Fertility break

Hornet

Member
Location
Suffolk
What would be the merits of a mob grazed, one or two year fertility break? Would be interested in the value of that for:

1. A livestock farmer in terms of what rent would be fair to have access to summer grazing or even silage?

2. Value in next crop margin to an arable grower as opposed to a break crop such as linseed or beans (assuming fixed costs are paid for per operation so lowering of FC's achievable)
 

Brisel

Member
Arable Farmer
Location
Midlands
This would be good question to ask in the Direct Drilling sections. There is a very long thread on mob grazing in there.

I'm running a mob grazing trial here looking at this, based on external reusable Clipex fencing and a radial arrangement of electric fence paddocks around a central water bowser. The plan is to leave the ley down for 6 years (6 year rotation here). The trouble with short leys is the establishment cost of the grass. Spreading this over a longer period really reduces the cost per year then you've go the not inconsiderable cost of fencing and water infrastructure for grazing.
  1. What are grazing rents in your area? New leys are more attractive for silage which helps the location but your soil benefits will be lower unless biomass offtake is covered by manure in return. I don't know how compatible this is with the proper mob grazing concept that is much better for soil health.
  2. This depends on grassland pests like wireworm attacking your following crop or what weed issues you had before. Quantifying a 1% increase in soil organic matter in terms of yield is also tricky. Ryegrass leys strip potash out of the soil and are not a true take all break. My first wheat after a 1 year Westerwolds silage ley was 1 t/ha less than wheat after osr and needed Dursban thanks to frit fly. Those fields now have a IRG/Westerwolds volunteer problem, so it's not necessarily all a good thing.
 

Hornet

Member
Location
Suffolk
This would be good question to ask in the Direct Drilling sections. There is a very long thread on mob grazing in there.

I'm running a mob grazing trial here looking at this, based on external reusable Clipex fencing and a radial arrangement of electric fence paddocks around a central water bowser. The plan is to leave the ley down for 6 years (6 year rotation here). The trouble with short leys is the establishment cost of the grass. Spreading this over a longer period really reduces the cost per year then you've go the not inconsiderable cost of fencing and water infrastructure for grazing.
  1. What are grazing rents in your area? New leys are more attractive for silage which helps the location but your soil benefits will be lower unless biomass offtake is covered by manure in return. I don't know how compatible this is with the proper mob grazing concept that is much better for soil health.
  2. This depends on grassland pests like wireworm attacking your following crop or what weed issues you had before. Quantifying a 1% increase in soil organic matter in terms of yield is also tricky. Ryegrass leys strip potash out of the soil and are not a true take all break. My first wheat after a 1 year Westerwolds silage ley was 1 t/ha less than wheat after osr and needed Dursban thanks to frit fly. Those fields now have a IRG/Westerwolds volunteer problem, so it's not necessarily all a good thing.
Thats very interesting, and the crux of weather this is feasible or not; as a gross margin of linseed beans or even a poor, flea beetle damaged rape crop less contracting costs doesn't add up unless you include the yield increase to the next cereal crop.

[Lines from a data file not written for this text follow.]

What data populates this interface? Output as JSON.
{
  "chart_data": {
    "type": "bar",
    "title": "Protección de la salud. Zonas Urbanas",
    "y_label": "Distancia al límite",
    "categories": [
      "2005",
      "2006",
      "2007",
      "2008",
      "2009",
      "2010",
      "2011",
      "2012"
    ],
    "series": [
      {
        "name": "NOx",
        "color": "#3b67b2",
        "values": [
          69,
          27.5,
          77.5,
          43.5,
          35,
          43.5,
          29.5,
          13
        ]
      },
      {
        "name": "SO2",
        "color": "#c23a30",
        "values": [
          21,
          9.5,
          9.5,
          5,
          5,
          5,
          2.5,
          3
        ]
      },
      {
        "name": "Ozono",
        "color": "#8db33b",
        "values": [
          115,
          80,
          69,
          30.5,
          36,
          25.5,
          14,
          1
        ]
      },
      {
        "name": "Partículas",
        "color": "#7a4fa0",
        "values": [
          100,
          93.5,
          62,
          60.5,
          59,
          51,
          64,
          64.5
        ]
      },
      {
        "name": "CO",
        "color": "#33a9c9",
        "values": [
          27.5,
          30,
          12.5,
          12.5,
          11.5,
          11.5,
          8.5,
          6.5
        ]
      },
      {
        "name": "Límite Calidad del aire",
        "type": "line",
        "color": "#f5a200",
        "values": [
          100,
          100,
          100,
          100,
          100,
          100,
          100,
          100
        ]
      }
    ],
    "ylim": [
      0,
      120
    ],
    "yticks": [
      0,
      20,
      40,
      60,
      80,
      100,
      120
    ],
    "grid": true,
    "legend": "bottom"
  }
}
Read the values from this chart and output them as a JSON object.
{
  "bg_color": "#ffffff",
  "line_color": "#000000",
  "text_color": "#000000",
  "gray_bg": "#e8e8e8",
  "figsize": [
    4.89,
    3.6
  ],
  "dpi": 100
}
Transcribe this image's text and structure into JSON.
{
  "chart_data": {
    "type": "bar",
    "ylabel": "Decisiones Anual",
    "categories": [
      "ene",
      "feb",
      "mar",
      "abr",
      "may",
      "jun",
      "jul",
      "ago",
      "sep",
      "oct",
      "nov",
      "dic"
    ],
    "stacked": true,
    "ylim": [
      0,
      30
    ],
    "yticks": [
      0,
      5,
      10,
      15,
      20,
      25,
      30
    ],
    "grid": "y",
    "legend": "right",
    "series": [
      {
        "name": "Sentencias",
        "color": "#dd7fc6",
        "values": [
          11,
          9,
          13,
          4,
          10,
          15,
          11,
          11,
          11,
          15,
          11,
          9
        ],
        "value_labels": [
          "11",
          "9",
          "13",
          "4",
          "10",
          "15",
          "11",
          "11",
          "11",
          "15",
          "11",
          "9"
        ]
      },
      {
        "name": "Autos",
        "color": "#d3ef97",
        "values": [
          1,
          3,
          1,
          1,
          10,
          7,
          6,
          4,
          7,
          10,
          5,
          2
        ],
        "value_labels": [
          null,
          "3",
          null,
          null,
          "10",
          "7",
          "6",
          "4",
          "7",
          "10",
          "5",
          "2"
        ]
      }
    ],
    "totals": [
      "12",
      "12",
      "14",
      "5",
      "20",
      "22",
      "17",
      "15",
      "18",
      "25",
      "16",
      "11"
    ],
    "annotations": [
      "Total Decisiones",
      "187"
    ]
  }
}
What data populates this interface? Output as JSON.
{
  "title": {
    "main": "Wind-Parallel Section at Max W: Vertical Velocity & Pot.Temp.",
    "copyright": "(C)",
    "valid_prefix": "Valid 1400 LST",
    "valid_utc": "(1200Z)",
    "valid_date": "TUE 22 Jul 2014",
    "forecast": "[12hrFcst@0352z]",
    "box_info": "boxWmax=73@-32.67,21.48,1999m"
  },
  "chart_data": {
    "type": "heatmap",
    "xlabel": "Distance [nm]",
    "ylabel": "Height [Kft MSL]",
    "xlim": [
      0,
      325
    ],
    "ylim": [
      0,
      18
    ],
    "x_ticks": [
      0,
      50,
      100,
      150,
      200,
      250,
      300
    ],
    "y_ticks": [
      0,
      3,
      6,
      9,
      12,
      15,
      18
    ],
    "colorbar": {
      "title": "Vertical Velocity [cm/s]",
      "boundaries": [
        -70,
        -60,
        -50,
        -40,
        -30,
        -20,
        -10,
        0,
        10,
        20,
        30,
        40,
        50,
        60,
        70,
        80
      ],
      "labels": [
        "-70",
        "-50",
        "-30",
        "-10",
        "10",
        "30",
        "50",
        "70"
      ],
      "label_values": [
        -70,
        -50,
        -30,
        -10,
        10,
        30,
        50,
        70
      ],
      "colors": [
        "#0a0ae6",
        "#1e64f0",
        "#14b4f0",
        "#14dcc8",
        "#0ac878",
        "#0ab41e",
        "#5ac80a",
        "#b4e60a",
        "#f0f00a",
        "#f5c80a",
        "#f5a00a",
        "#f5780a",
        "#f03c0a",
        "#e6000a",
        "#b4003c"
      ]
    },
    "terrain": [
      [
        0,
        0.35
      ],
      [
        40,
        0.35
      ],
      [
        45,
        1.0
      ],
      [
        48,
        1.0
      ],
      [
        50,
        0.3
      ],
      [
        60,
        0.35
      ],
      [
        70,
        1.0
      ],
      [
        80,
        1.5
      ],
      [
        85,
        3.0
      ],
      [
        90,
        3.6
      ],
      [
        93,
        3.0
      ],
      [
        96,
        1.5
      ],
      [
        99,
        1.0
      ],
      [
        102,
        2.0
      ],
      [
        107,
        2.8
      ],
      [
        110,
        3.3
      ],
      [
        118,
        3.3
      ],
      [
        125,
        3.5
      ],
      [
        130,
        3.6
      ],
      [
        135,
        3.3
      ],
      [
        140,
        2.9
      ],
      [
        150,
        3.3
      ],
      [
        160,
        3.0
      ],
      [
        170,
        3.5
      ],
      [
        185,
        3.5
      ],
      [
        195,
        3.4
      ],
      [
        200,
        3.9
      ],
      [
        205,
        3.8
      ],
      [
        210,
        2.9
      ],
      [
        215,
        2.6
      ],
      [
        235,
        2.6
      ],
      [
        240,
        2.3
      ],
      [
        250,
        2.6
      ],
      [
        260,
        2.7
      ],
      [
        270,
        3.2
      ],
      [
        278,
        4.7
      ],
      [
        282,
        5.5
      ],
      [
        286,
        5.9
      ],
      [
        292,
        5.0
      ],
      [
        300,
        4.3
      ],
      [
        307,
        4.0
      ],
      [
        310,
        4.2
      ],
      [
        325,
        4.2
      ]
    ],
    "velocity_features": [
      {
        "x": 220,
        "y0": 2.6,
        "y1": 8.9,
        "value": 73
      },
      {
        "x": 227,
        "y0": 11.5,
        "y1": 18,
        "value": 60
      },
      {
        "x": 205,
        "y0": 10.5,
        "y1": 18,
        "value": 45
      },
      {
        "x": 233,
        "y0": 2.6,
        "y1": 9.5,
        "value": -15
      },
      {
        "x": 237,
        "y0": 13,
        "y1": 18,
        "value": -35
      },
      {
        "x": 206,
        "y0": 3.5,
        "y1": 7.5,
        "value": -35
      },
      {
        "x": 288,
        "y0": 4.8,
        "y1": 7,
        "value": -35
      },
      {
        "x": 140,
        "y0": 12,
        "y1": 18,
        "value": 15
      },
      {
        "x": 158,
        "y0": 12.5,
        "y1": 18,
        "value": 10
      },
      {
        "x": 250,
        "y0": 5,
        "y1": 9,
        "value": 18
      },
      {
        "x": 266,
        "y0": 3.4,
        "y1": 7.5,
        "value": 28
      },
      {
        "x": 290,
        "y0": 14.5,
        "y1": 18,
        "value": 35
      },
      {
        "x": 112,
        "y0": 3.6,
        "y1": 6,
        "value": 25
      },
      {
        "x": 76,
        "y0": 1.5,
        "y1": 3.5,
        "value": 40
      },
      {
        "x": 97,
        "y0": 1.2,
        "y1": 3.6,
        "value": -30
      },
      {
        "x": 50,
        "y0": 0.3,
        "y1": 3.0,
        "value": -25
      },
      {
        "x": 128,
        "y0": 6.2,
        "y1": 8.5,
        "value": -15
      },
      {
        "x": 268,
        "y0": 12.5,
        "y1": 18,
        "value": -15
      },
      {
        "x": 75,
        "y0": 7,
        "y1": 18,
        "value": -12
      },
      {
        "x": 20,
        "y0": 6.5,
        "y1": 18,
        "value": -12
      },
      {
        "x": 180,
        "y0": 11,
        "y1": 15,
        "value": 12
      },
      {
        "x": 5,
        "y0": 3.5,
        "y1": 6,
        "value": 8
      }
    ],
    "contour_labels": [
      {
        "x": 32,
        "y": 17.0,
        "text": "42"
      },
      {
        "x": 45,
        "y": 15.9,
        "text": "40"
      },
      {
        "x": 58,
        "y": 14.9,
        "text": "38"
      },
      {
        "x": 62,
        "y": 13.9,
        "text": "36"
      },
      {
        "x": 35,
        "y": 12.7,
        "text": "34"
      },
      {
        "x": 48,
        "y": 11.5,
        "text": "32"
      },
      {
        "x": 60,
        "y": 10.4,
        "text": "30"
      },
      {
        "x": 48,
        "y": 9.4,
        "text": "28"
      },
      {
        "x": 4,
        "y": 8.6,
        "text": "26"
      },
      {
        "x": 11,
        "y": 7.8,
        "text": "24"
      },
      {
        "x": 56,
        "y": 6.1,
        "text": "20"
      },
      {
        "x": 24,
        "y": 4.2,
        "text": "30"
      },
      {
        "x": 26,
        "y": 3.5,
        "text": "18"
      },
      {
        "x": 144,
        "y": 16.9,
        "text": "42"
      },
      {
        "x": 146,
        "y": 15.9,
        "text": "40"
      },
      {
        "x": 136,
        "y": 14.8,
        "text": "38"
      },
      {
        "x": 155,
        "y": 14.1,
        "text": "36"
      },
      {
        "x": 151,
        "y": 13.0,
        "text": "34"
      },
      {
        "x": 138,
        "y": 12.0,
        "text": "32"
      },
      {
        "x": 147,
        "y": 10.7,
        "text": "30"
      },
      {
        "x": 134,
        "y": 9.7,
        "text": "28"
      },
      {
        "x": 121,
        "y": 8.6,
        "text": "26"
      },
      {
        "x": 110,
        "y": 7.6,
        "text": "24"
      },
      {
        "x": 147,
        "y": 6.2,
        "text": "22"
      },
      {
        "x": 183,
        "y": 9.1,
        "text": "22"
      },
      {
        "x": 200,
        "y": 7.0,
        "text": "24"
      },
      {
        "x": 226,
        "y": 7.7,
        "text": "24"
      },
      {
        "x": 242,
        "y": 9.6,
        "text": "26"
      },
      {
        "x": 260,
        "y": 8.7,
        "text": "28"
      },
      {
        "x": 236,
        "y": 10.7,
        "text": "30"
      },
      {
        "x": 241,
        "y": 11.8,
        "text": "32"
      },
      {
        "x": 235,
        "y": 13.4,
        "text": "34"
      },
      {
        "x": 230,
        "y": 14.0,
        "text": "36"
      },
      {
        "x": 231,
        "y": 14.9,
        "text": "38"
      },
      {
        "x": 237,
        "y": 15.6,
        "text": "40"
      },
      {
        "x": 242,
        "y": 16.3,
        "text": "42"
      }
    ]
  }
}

So the solution? fallow ++ ie fallow with a cover crop and livestock grazing. Minimal VC's: and FC's but with the benefit of all the things a normal break crop would bring plus more OM?

Yes short leys are a problem in terms of establishment and seed costs, but thinking very much as a one or 2 year break crop with an organic matter / manure return hopefully increasing fertility better than a break crop. Would grazing rent cover seed, DD establishment and "temporary" electric mob fencing" costs? Not sure what grazing rents for suffolk would be... £100/ha? Forgive me if I'm talking twaddle (I am an arable man after all!)

Would like to think that a ley with manure from grazing would be as good as an application of compost in terms of soil benefits? In terms of pest problems I'm sure leatherjackets, wireworm etc would be a problem if the ley was down for more than a year!

Weeds: the blackgrass problem in East Anglia going into the future is going to become even more of an issue (by the look of whats happening round here) and I want to be proacive on my approach to its control before it gets unmanageable.

Would a species rich "herbal ley" (clovers etc) be of advantage to livestock and then deserve a better rent, the land would gain from N fixation also, and manure return would help mitigate P and K losses.
 

franklin

New Member
Dont underestimate the value of grass as a fallow instead of beans for greening.

So,

2yr ley. But in reality, farmer keeps it there for three years with the last year being for greening fallow. First two years stock man cuts / grazes as they like. After 1st year work out P&K taken off, and stock man then spreads twice that on as muck. Hence arable man does not loose indicies. First two years are hence working the land hard. Third year arable man gets greening without land going sad. Then you crack on blacking it over for OSR. The savings for a well established crop of OSR after a three year grass break are going to be good. Then wheat, spring barley or whatever, and back to grass.